All algs posted here have to be at least as easy as that
They need to have broken down algs 
they need to have triggers
Number of moves doesn't matter at all 
We are looking for easy algs( not fast ones)
Each alg must have a name (e.g Ua,Ub,T) 
Thanks alot once ive got all the algs i will be making g a website dedicated to all these easy algs.


----------



## cuber314159 (Feb 4, 2017)

N perm: r' D r U2 repeated 5 times( opposite works for other n perm)
But to make this clear, it is not a good idea to try to learn easy plls as when you get faster you will probably want to waste time learning better algorithms instead of learning I'll or even zbll


----------



## xyzzy (Feb 4, 2017)

What exactly do you want "easy" PLLs for? Learning PLL properly isn't that hard if you just drill the algs into your muscle memory.

Anyway, you can use the same idea to get a Y perm (F R' F' R) (U R U' R') (R' U' R U) (R B' R' B) U, and you can use combinations of Y perms and T perms to solve _any_ PLL, albeit very inefficiently.

U perm: (Y perm) U (Y perm)
Z perm: (Y perm) U2 (Y perm)
H perm: (T perm) U (T perm) U2 (T perm) U (T perm)
A perm: (T perm) U (T perm)
F perm: (T perm) U (T perm) U2 (T perm)
G perm: (Y perm) (T perm) U2 (Y perm)
J perm: (Y perm) (T perm)
R perm: (Y perm) U (T perm)
E perm: (T perm) U2 (T perm)
N perm: (T perm) U (T perm) U' (T perm)
V perm: (Y perm) U (Y perm) U2 (Y perm)

Less whimsically:

H perm: (L R U2 L' R') y (L' R' U2 L R)
N perm: (R U' L U2 R' U L')2
G perm: (L' R' U2 L R) y (R U' L U2 R' U L')
J perm: (R U' L U2 R' U L') (L R U2 L' R')

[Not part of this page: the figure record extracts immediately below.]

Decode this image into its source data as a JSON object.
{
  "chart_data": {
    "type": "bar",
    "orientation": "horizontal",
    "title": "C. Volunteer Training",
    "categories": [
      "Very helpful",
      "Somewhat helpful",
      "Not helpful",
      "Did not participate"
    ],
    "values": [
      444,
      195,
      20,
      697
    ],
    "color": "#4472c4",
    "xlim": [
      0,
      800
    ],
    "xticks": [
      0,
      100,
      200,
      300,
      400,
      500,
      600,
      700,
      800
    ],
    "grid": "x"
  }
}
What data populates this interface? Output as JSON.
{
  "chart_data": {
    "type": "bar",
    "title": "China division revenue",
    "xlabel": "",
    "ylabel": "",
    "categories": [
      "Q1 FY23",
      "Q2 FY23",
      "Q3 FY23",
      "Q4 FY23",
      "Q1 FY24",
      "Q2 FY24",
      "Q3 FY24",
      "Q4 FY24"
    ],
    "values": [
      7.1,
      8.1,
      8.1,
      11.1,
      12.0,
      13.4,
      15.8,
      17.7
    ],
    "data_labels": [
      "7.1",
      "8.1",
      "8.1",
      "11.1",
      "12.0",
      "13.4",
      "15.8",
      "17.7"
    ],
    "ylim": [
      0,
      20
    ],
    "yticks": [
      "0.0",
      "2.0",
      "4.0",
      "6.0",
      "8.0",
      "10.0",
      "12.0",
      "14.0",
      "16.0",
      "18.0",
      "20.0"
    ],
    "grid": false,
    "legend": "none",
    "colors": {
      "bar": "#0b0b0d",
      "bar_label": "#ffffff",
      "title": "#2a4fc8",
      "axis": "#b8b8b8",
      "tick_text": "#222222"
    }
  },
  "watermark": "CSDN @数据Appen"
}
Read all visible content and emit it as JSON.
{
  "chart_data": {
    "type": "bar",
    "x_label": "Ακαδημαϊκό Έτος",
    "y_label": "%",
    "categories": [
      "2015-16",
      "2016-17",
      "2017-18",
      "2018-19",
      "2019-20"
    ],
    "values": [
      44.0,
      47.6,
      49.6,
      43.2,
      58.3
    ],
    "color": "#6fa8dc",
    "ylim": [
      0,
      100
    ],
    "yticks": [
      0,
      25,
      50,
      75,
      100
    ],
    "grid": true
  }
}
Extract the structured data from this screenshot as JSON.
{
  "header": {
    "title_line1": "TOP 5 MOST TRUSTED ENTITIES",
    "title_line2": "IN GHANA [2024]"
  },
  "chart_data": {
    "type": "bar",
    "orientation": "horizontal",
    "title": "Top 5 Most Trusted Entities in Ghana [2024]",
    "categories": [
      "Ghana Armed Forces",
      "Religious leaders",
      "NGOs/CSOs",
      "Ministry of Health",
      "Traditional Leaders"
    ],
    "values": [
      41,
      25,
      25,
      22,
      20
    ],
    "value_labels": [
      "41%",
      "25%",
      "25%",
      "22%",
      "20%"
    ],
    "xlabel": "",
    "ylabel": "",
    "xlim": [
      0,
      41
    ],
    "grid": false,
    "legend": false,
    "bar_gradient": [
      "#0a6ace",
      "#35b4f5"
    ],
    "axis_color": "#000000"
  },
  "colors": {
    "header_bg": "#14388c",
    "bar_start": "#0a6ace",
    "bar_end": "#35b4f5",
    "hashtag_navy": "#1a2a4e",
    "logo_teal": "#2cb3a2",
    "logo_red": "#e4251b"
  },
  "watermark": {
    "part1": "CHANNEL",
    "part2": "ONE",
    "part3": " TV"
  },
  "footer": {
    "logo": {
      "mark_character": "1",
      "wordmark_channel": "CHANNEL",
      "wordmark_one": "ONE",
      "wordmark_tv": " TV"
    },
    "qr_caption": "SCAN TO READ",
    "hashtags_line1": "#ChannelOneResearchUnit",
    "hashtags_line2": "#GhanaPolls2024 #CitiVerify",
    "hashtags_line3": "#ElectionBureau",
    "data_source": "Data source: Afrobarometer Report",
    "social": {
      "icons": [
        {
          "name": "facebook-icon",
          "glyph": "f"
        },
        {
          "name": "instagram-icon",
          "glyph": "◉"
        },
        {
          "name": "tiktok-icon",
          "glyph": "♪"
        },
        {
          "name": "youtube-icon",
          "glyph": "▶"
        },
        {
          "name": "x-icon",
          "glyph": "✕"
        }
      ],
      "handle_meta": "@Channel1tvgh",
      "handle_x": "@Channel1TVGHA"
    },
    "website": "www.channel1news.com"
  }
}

Do these count as "easy"? If you look at what each parenthesised part does, it's just switching two opposite F2L pairs and affecting the U layer in different ways. The different combinations give you a few different PLLs (H, N, Ga, Gb, Gc, Gd, Ja, Jb), and some of them are actually good!


----------